Track 2 is “Nosferatu Man”, which boasts the catchiest riff you’ll ever hear in 5/4. The theme in this track is violence rather than sex, hence the vampire-horror title and lyrics. Notably, this song is told from the point of view of the vampire. 


The lyrics of this song are much less direct than Breadcrumb Trail, they’re more impressionistic. They grapple less with the concept of being the victim of violence, but being its perpetrator. This is most clear in the final two verses, when his “teeth touched her skin” and subsequently his “queen is lying in her early grave”. As a young man becomes independent, he must be careful to not become a monster.


“Don Aman” brings us back to reality, and is probably the most easily relatable song on the album. Don is our character in this one, and he’s at a party that he doesn’t feel welcome at. His social anxiety is getting the better of him. “He thought of something he had just said, and how stupid it had sounded.” 

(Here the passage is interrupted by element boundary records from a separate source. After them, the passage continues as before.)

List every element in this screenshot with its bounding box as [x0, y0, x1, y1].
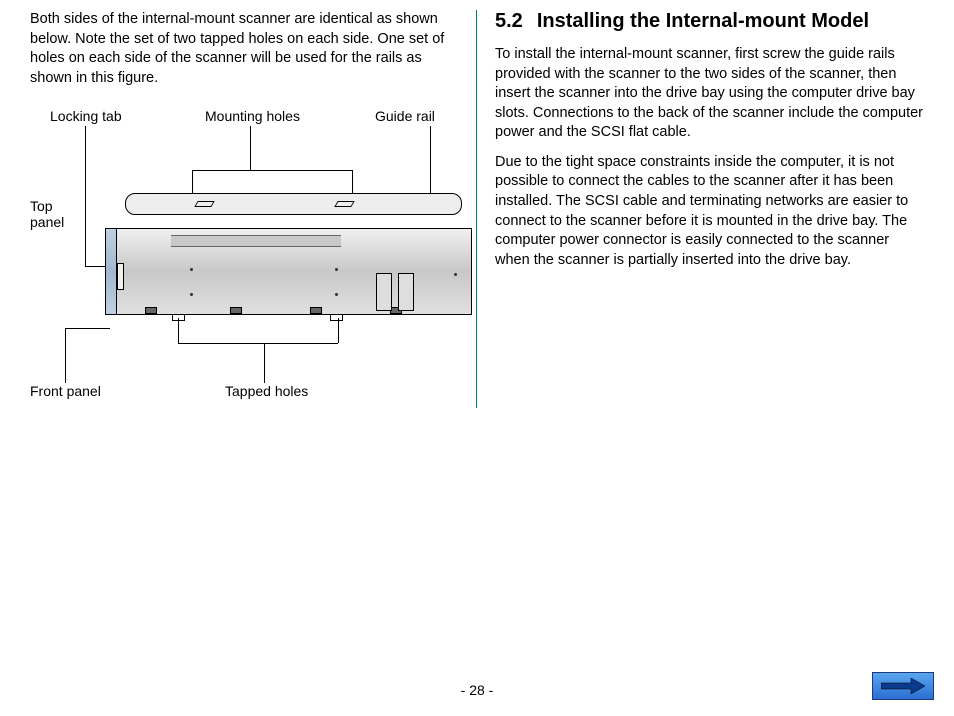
label-top-panel: Top panel — [30, 198, 64, 230]
label-tapped-holes: Tapped holes — [225, 383, 308, 399]
page-body: Both sides of the internal-mount scanner… — [0, 0, 954, 418]
label-locking-tab: Locking tab — [50, 108, 122, 124]
paragraph-1: To install the internal-mount scanner, f… — [495, 45, 924, 143]
arrow-right-icon — [881, 678, 925, 694]
guide-rail-graphic — [125, 193, 462, 215]
next-page-button[interactable] — [872, 672, 934, 700]
intro-paragraph: Both sides of the internal-mount scanner… — [30, 10, 458, 88]
paragraph-2: Due to the tight space constraints insid… — [495, 153, 924, 270]
label-mounting-holes: Mounting holes — [205, 108, 300, 124]
front-panel-graphic — [105, 228, 117, 315]
left-column: Both sides of the internal-mount scanner… — [20, 10, 477, 408]
scanner-figure: Locking tab Mounting holes Guide rail To… — [30, 98, 470, 408]
label-front-panel: Front panel — [30, 383, 101, 399]
page-number: - 28 - — [0, 682, 954, 698]
section-number: 5.2 — [495, 10, 523, 33]
label-guide-rail: Guide rail — [375, 108, 435, 124]
locking-tab-graphic — [117, 263, 124, 290]
section-heading: 5.2 Installing the Internal-mount Model — [495, 10, 924, 33]
section-title: Installing the Internal-mount Model — [537, 10, 869, 32]
scanner-body-graphic — [110, 228, 472, 315]
right-column: 5.2 Installing the Internal-mount Model T… — [477, 10, 934, 408]
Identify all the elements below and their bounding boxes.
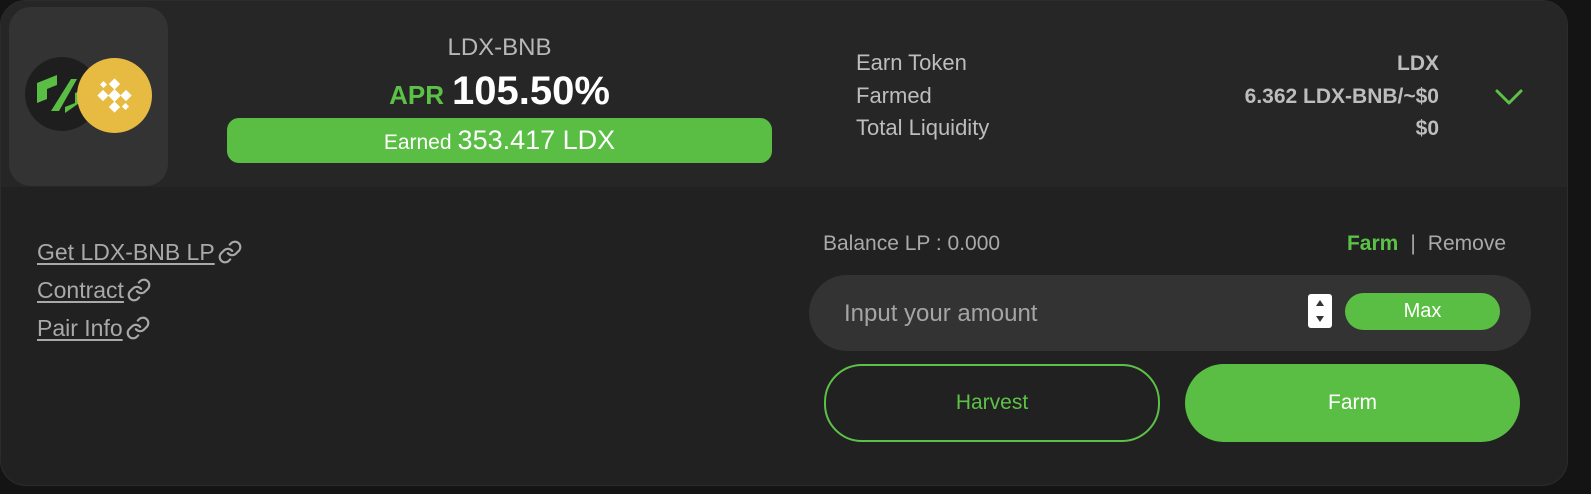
apr-label: APR xyxy=(389,80,444,110)
total-liquidity-value: $0 xyxy=(1415,117,1439,140)
stepper-down-icon[interactable] xyxy=(1308,311,1332,328)
get-lp-link-row: Get LDX-BNB LP xyxy=(37,233,243,271)
earned-label: Earned xyxy=(383,131,452,154)
contract-link-row: Contract xyxy=(37,271,243,309)
earned-banner: Earned 353.417 LDX xyxy=(227,118,772,163)
amount-input[interactable] xyxy=(842,275,1286,353)
harvest-button[interactable]: Harvest xyxy=(824,364,1160,442)
pair-info-link-row: Pair Info xyxy=(37,309,243,347)
pool-links: Get LDX-BNB LP Contract Pair Info xyxy=(37,233,243,347)
link-icon[interactable] xyxy=(217,239,243,265)
earn-token-label: Earn Token xyxy=(856,50,967,75)
lp-balance: Balance LP : 0.000 xyxy=(823,232,1001,255)
pair-info-link[interactable]: Pair Info xyxy=(37,315,123,342)
total-liquidity-label: Total Liquidity xyxy=(856,115,990,140)
farmed-value: 6.362 LDX-BNB/~$0 xyxy=(1244,85,1439,108)
apr-value: 105.50% xyxy=(451,69,610,113)
contract-link[interactable]: Contract xyxy=(37,277,124,304)
bnb-logo-icon xyxy=(77,58,152,133)
apr-row: APR 105.50% xyxy=(227,69,772,114)
mode-switch: Farm | Remove xyxy=(1347,232,1506,256)
amount-field: Max xyxy=(809,275,1531,353)
earn-token-value: LDX xyxy=(1397,52,1439,75)
chevron-down-icon[interactable] xyxy=(1492,83,1526,111)
amount-stepper xyxy=(1308,294,1332,328)
link-icon[interactable] xyxy=(126,277,152,303)
farm-button[interactable]: Farm xyxy=(1185,364,1520,442)
stepper-up-icon[interactable] xyxy=(1308,294,1332,311)
mode-remove-tab[interactable]: Remove xyxy=(1428,232,1506,255)
link-icon[interactable] xyxy=(125,315,151,341)
pair-name: LDX-BNB xyxy=(447,34,552,61)
max-button[interactable]: Max xyxy=(1345,293,1500,330)
mode-separator: | xyxy=(1410,232,1416,255)
mode-farm-tab[interactable]: Farm xyxy=(1347,232,1398,255)
earned-value: 353.417 LDX xyxy=(457,125,616,155)
farm-card: LDX-BNB APR 105.50% Earned 353.417 LDX Ear… xyxy=(0,0,1568,486)
farmed-label: Farmed xyxy=(856,83,932,108)
get-lp-link[interactable]: Get LDX-BNB LP xyxy=(37,239,215,266)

The guitar is slow and plodding in the opening, but anxious strumming starts up as he steps back into the house. Don sees “malice” and judgement in the eyes of the partygoers, and sees “the couples romancing, so natural”, implying he thinks that he could never be a natural lover. He compares the feeling of being at the party to “swimming underwater in the darkness”. 


After Don leaves the party he laughs at himself, and the tension finally releases with some distortion added to the guitar strumming. We return to the same slow riff as the intro, and next morning: “In the mirror, he saw his friend”. I see this as Don coming to terms with the fact that needing the approval of others is the real cause of his anxiety the previous night. He actually truly loves himself, and doesn’t need approval from others as long as he is “responsible” for his own decisions.

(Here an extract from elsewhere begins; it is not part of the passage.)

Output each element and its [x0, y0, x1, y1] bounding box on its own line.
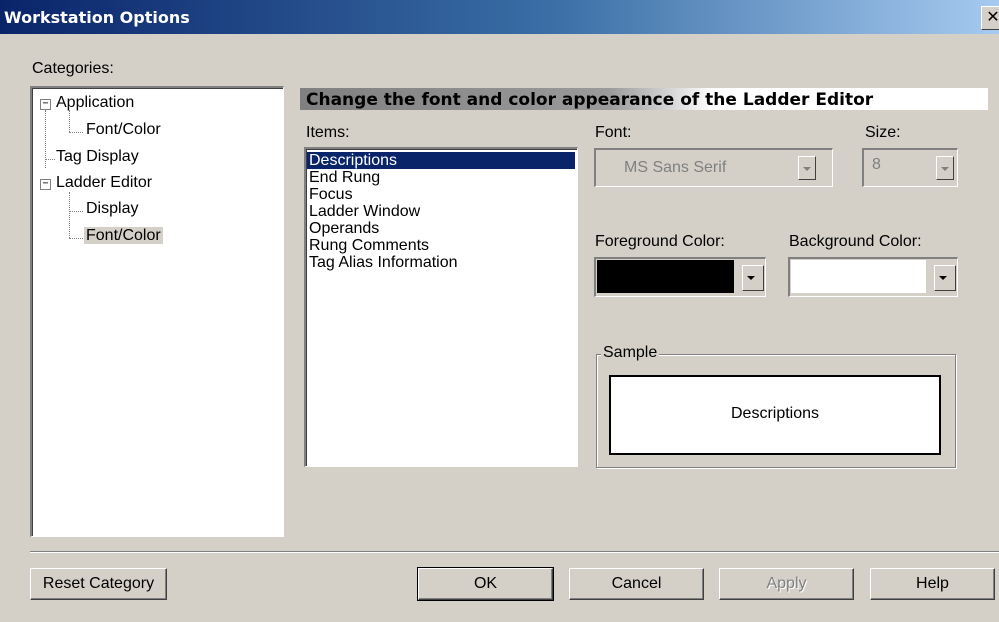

Side 2 of the LP starts with “Washer”, a dirge with some truly beautiful guitar arpeggios. The lyrics are again quite cryptic, more Nosferatu Man than Breadcrumb Trail. However, I share the common opinion that this song is essentially a suicide note. I’ve heard others say that Don’s resolution at the end of Side 1 is to kill himself, but I don’t see that from the lyrics, though it would segue nicely into this more direct statement of intent.


Evidence for the suicidal intent of the song would be the narrator’s statement that he “won’t be back here, though we may meet again” and “embracing thoughts of tonight’s dreamless sleep.” However, the resolve is not fully there. The narrator begs the listener to “promise me the sun will rise again.” This is the weakest voice that Brian McMahan squeezes out on the whole record, and shows the depths of despair that adulthood provides.

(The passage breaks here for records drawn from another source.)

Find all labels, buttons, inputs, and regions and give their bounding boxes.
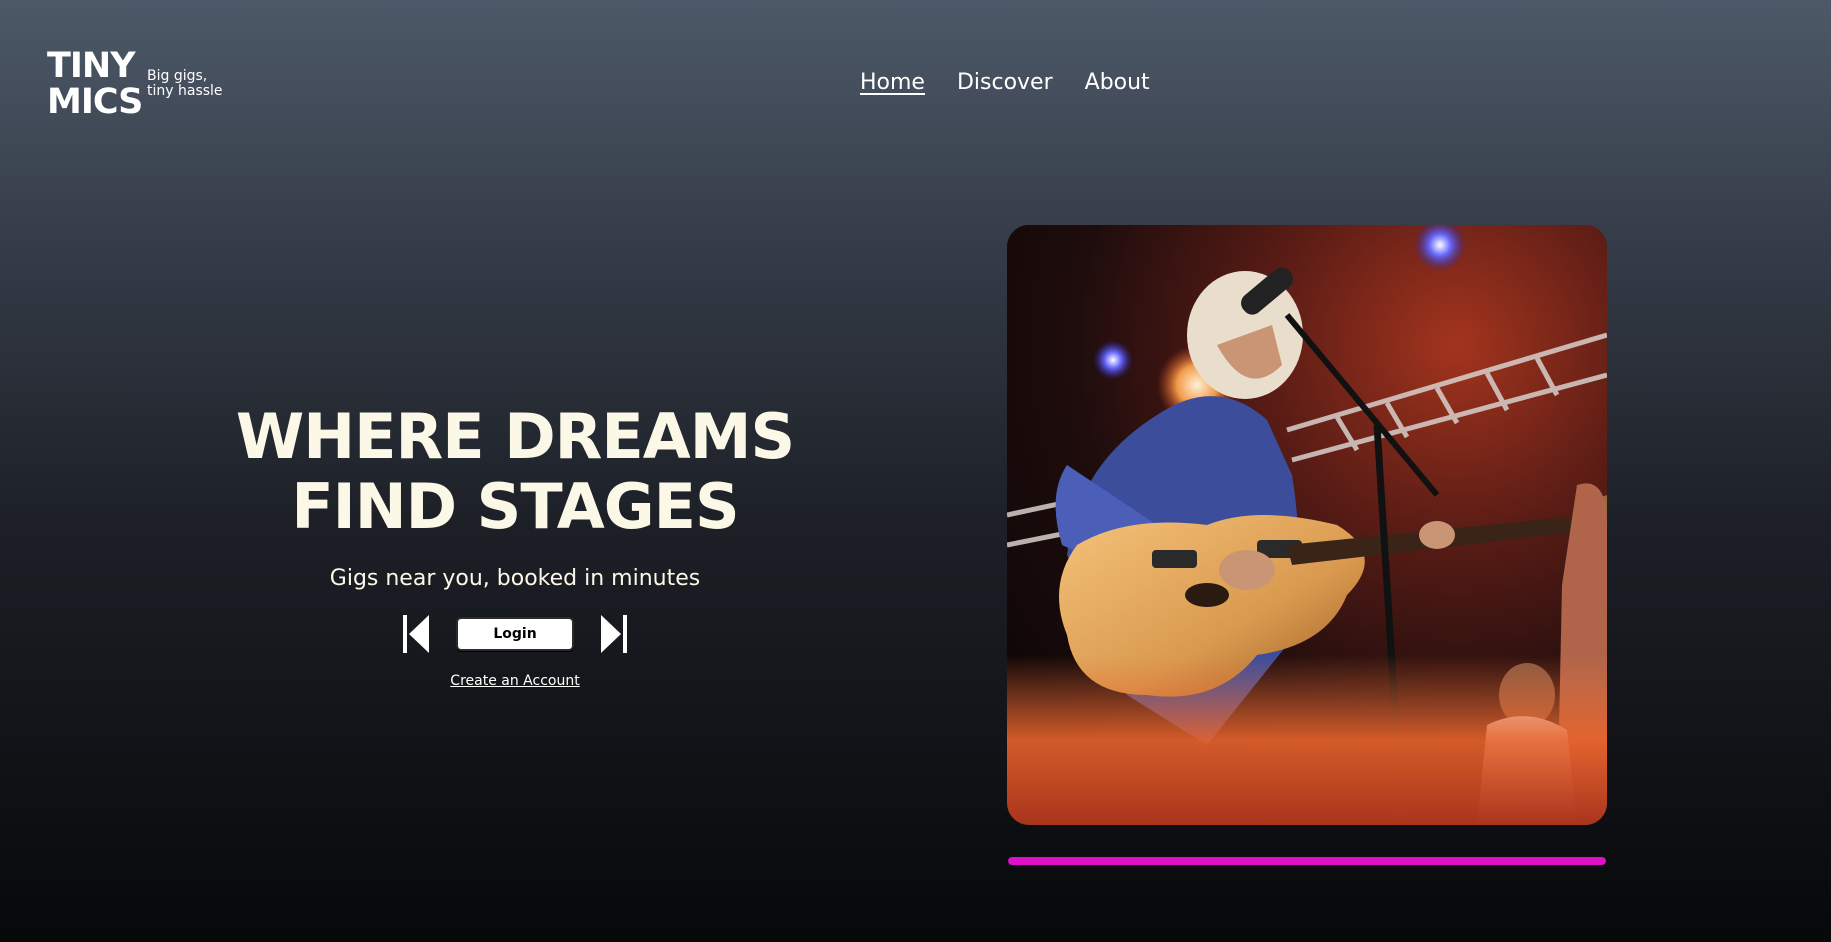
hero-title-line-1: WHERE DREAMS xyxy=(235,400,795,473)
nav-link-about[interactable]: About xyxy=(1085,70,1150,95)
carousel-progress-bar xyxy=(1008,857,1606,865)
nav-link-home[interactable]: Home xyxy=(860,70,925,95)
skip-previous-icon[interactable] xyxy=(402,613,430,655)
logo-tagline: Big gigs, tiny hassle xyxy=(147,69,237,99)
hero-title: WHERE DREAMS FIND STAGES xyxy=(200,402,830,542)
logo[interactable]: TINY MICS Big gigs, tiny hassle xyxy=(47,46,223,122)
tagline-line-1: Big gigs, xyxy=(147,68,208,84)
main-nav: Home Discover About xyxy=(860,70,1150,95)
hero-title-line-2: FIND STAGES xyxy=(291,470,739,543)
hero-controls: Login xyxy=(200,613,830,655)
guitarist-image xyxy=(1007,225,1607,825)
tagline-line-2: tiny hassle xyxy=(147,83,223,99)
carousel-progress-fill xyxy=(1008,857,1606,865)
hero-photo xyxy=(1007,225,1607,825)
logo-line-2: MICS xyxy=(47,82,143,122)
nav-link-discover[interactable]: Discover xyxy=(957,70,1053,95)
logo-wordmark: TINY MICS xyxy=(47,46,143,122)
hero-subtitle: Gigs near you, booked in minutes xyxy=(329,566,701,591)
hero-section: WHERE DREAMS FIND STAGES Gigs near you, … xyxy=(200,402,830,690)
logo-line-1: TINY xyxy=(47,46,136,86)
skip-next-icon[interactable] xyxy=(600,613,628,655)
create-account-link[interactable]: Create an Account xyxy=(450,673,579,689)
login-button[interactable]: Login xyxy=(456,617,574,651)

After the instrumental “For Dinner…”, we arrive at the grand finale of “Good Morning, Captain”. It tells the story of a naval captain who is the sole survivor of the destruction of his ship, who must beg for shelter after the disaster. When he awakes, he sees a child and says “help me”, only to be left in an empty house.


The lyrics of this song are my favorite on the album, as they perfectly border the direct storytelling of Breadcrumb Trail or Don Aman with the more vague Nosferatu Man and Washer. The setup is clear, but who the child is and what the captain wants from him is a mystery. I have a theory though: the child is the captain himself as a boy. After being thrown into the world, put through the wringer, then spit back onto land, the captain wishes to be cleansed of the knowledge of the horrors of the world. He’s sorry for what the boy will have to learn, and he misses the innocence of youth badly. 


In fact, “I miss you” is the climax of not only the song, but of the whole album. The narrator mourns the childhood that will never come back. The child will learn of sex, violence, death, and the hell of other people, and be left alone in the world as a result. This is what Slint is trying to say is the reality of the world with this album, and it had a profound effect on me as a young man. This may be true, but as I got older I realized it’s actually pretty nice and also possible to connect with other people, and I don’t really need to hear this lesson these days. However, it’s a powerful sentiment and told masterfully through the music. Give it a listen if you haven’t, especially if you’re like 16-22 years old.